Although there is already a selected answer, I wanted to provide some additional historical information. I've recently been reading about 18th century music pedagogy (particularly Sanguinetti's The Art of Partimento, and Gjerdingen's Music in the Galant Style) and your question fits in really well with what I've been reading.
In particular, music theory in the 18th century was taught in a very practical, empirical style, via the practice of improvisational accompaniment to a thoroughbass. As you became proficient with accompanying, you would naturally pick up on various voice leading patterns that you would see repeated over and over again, much like how a child learns language through repetitive use and immersion. Eventually, you would move on to accompanying a partimento which was a step beyond simple figured bass accompaniment, in that it also entailed improvising melodies and using imitation, in order to make a proper piece of music (such as a sonata movement, or even a fugue).
This tradition was especially prominent in Naples, which at the time, was one of the primary centers for musical learning in the world. Here there were multiple "orphanages" sponsored by aristocrats that took in children and taught them various useful trades, one of which was music composition. Indeed, Gjerdingen stresses the point that 18th century music wasn't so much a matter of personal expression, as it was a craft to create a product for a patron. "The notion that a sad piece by the court composer was about the composer's sadness would have seemed just as strange as the idea that a tart sauce prepared by the court chef was about the chef's tartness."
Sanguinetti also describes the later responses of 19th century musicians who looked back upon this practice and asked a question much similar to yours:
whether the better system to introduce to a student the art of
composition is that used formerly in Naples, i.e. to study the harmony
practically through the accompaniment of a through bass (partimento);
or rather, as often happens nowadays in imitation of the Germans, to
study the harmony starting from theory.
At least one response, from the Resident Academician Ettore De-Champs "answered that a study of harmony, as well as of languages, that begins from the theoretical side is detrimental and cannot result in authentic command of the subject." (Snaguinetti's summary of De-Champs'). Another response from one Riccardo Gandolfi claims that theory had been taught alongside the practice, but that it had only been taught orally.
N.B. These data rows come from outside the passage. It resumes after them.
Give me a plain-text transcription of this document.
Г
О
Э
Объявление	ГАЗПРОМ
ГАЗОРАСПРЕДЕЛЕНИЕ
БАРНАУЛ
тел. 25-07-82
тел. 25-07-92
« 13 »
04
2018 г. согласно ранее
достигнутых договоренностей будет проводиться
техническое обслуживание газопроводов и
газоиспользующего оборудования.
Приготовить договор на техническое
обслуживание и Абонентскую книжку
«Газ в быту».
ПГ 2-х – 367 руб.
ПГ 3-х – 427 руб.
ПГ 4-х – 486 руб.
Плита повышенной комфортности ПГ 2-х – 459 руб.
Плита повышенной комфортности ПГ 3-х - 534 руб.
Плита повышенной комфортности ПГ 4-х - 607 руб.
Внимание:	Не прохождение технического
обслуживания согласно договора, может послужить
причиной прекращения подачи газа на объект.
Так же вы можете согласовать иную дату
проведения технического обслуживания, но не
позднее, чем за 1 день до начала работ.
Gandolfi also points out that partimenti were old fashioned, and did not adequately address 19th century harmonies:
[Partimenti] do not include what is required for the study of modern
harmony. There one cannot find a great number of chords that are
common now, such as those altered, in root position or in inversion;
there never appear dissonances in the bass other than the third
inversion of the seventh chord, and the ninth chords are never
employed in all their inversions; as for modulations, only those to
relative keys are employed.... Now I think that in the teaching of
harmony practice cannot be severed from theory, the first being an
application of the second.
Finally, Sanguinetti quotes part of an 1877 essay by one Michele Ruta, who seems to have thought the early masters were keeping something secret by not teaching theory:
Even if the study of harmony was taught through that of the partimento
-- therefore without principles, and in a totally empirical way -- I
nonetheless believe that the great masters who taught it did not
ignore the true sources of harmony and the true principles from which
their ingenuous, little rules sprang... I cannot understand, however,
why they, who could well have regulated the teaching of harmonic
science otherwise, chose to reduce it to a lengthy series of exercises
with neither logic nor principles... Sometimes I suspect too that
those masters of harmony would attribute such an importance to the
figured bass, without explaining the principles, in order to be, for
as long as possible, the only oracles able to interpret those
So the short (and overly simplified) answer to your question as to "why music is taught this way," seems to be a combination of:
- The decline of the aristocracy who could afford to sponsor the
institutions that provided years of dedicated instruction that such
a method required,
- The resulting need to be able to target teaching towards amateurs in a shorter time,
- The increased complexity of the music theory, which used more types of chords and modulations in increasingly freer ways,
- The rationalist, scientific, and progressive German mindset of the 19th century that favored theory over practice, and
- The entrenchment of said mindset becoming the pedagogical tradition in the years since.
Fortunately, we are now beginning to rediscover these older methods, and dust them off. Your description of children learning to create their own musical sentences reminded me very much of this video of the (then-child) prodigy Alma Deutcher performing a back-and-forth improvisation with her teacher Tobias Cramm. My understanding is that Alma's father is a linguist who had read Gjerdingen's book, so when his daughter showed a desire and aptitude to learn music, he looked for a teacher who could specifically teach her using a partimento-based approach -- which was difficult to find. More recently (and she's still only a teenager) she's become a composer who has written several operas, her own violin concerto and piano concerto, and several other works.